Doch nicht nur das: Der Bundesrat verschliesst auch die Augen vor den strukturellen Herausforderungen einer alternden Bevölkerung. Die Alterung in der Gesellschaft führt zu einem immer grösser werdenden Finanzloch in der AHV, das der Bundesrat praktisch ausschliesslich einnahmeseitig mit einer Mehrwertsteuererhöhung von bis zu zwei Prozent stopfen will. Ganz im Gegensatz dazu hat die Schweizer Stimmbevölkerung die Demografie verstanden und innert Jahresfrist sogar zweimal der süssen Versuchung eines Rentenausbaus widerstanden. Die VOTO-Analyse zur Abstimmung über die Reform Altersvorsorge 2020 sowie die neuste Vimentis-Umfrage zeigen überdies, dass eine Erhöhung des Rentenalters weiter an Akzeptanz gewinnt. Wer einen kleinen Teil der längeren Lebenszeit dafür hergibt, um länger zu arbeiten, trägt damit seinen Anteil zu sicheren Renten bei und hinterlässt diese stark wachsende Last nicht ausschliesslich den nachfolgenden Generationen.

Die steigende Lebenserwartung wirkt sich jedoch nicht nur auf die Finanzierung der Renten aus, sondern auch auf den Arbeitsmarkt. Sie bilden zwei Seiten derselben Medaille: Die bevorstehende Pensionierungswelle der Babyboomer führt dazu, dass dem Schweizer Arbeitsmarkt bereits in zehn Jahren Fachkräfte im Umfang von bis zu einer halben Million Vollzeitstellen fehlen werden. Mittelfristig ist deshalb eine schrittweise Erhöhung des Rentenalters über 65 hinaus nicht nur erforderlich, um die Renten zu sichern, sondern auch, um dem sich zuspitzenden Fachkräftemangel entgegenzuhalten. Denn mit der Zuwanderung lässt sie sich nicht mehr ausreichend decken. Jede unbesetzte Stelle wiederum bedeutet weniger Lohnbeiträge für die AHV und wird damit die Finanzlücke zusätzlich vergrössern. Es ist fatal, wenn die Landesregierung diesen fundamentalen Zusammenhang ignoriert.

 

Gouverner, c’est prévoir.

Zwar ist noch nicht genau abschätzbar, wie gross die Finanzlücke im Jahr 2030 tatsächlich ausfällt und wie lange wir bis dann wirklich arbeiten. Doch gilt auch hier: «gouverner, c’est prévoir». Für die AHV braucht es deshalb jetzt eine ausgewogene Lösung, also einen ersten mehrheitsfähigen Schritt zur mittelfristigen Sicherung der Renten. Mit Rentenalter 65/65 und einer Erhöhung der Mehrwertsteuer um 0,6 Prozentpunkte wird dieses Ziel erreicht. Ab etwa Mitte der 2020er-Jahre muss in einer zweiten Etappe das Rentenalter schrittweise und gut planbar der steigenden Lebenserwartung angepasst werden. Der exakte Zeitpunkt und die Ausprägung der Rentenaltererhöhung können getrost erst nach 2020 ermittelt werden, denn sie hängen ab von Faktoren wie dem Wirtschaftswachstum oder der Migration.

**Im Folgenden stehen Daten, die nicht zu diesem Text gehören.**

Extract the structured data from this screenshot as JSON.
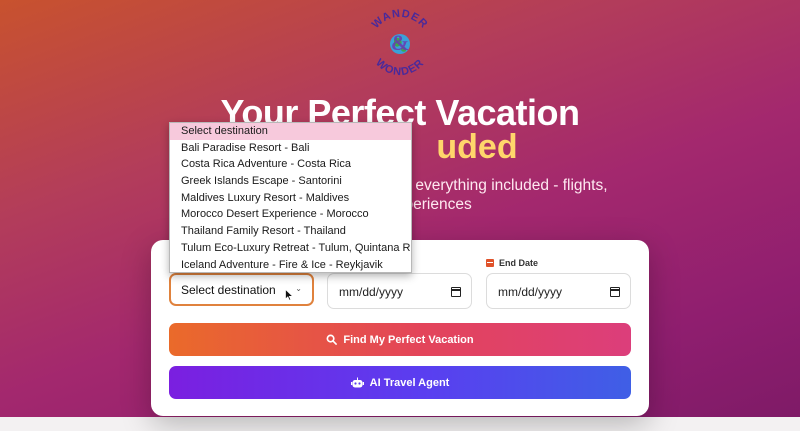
{
  "logo": {
    "line1": "WANDER",
    "symbol": "&",
    "line2": "WONDER"
  },
  "hero": {
    "title_line1": "Your Perfect Vacation",
    "title_line2_visible": "uded",
    "subtitle_line1_visible": "h everything included - flights,",
    "subtitle_line2_visible": "d experiences"
  },
  "form": {
    "destination": {
      "value": "Select destination"
    },
    "start_date": {
      "value": "mm/dd/yyyy"
    },
    "end_date": {
      "label": "End Date",
      "value": "mm/dd/yyyy"
    }
  },
  "dropdown": {
    "options": [
      "Select destination",
      "Bali Paradise Resort - Bali",
      "Costa Rica Adventure - Costa Rica",
      "Greek Islands Escape - Santorini",
      "Maldives Luxury Resort - Maldives",
      "Morocco Desert Experience - Morocco",
      "Thailand Family Resort - Thailand",
      "Tulum Eco-Luxury Retreat - Tulum, Quintana Roo",
      "Iceland Adventure - Fire & Ice - Reykjavik"
    ],
    "selected_index": 0
  },
  "buttons": {
    "find": "Find My Perfect Vacation",
    "ai": "AI Travel Agent"
  },
  "colors": {
    "accent_orange": "#e0823d",
    "find_gradient_start": "#ea6a2a",
    "find_gradient_end": "#dc3e7b",
    "ai_gradient_start": "#7b1fe0",
    "ai_gradient_end": "#3f5fe6",
    "title_highlight": "#ffd66b"
  },
  "icons": {
    "search": "search-icon",
    "robot": "robot-icon",
    "calendar": "calendar-icon"
  }
}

Einzig dieses Vorgehen garantiert einen sachgerechten Umgang mit der anspruchsvollen Herausforderung der demografischen Alterung. Statt sich aber wie das europäische Ausland ernsthaft mit dieser Tatsache auseinanderzusetzen und der inzwischen dafür sensibilisierten Bevölkerung reinen Wein einzuschenken, entledigt sich der Bundesrat des leidigen Dossiers auf die teuerste Art und Weise: mit einer gewaltigen Erhöhung der Mehrwertsteuer «auf Vorrat». Dass er damit bereits in wenigen Jahren gravierenden strukturellen Problemen gegenübersteht, ficht ihn nicht an.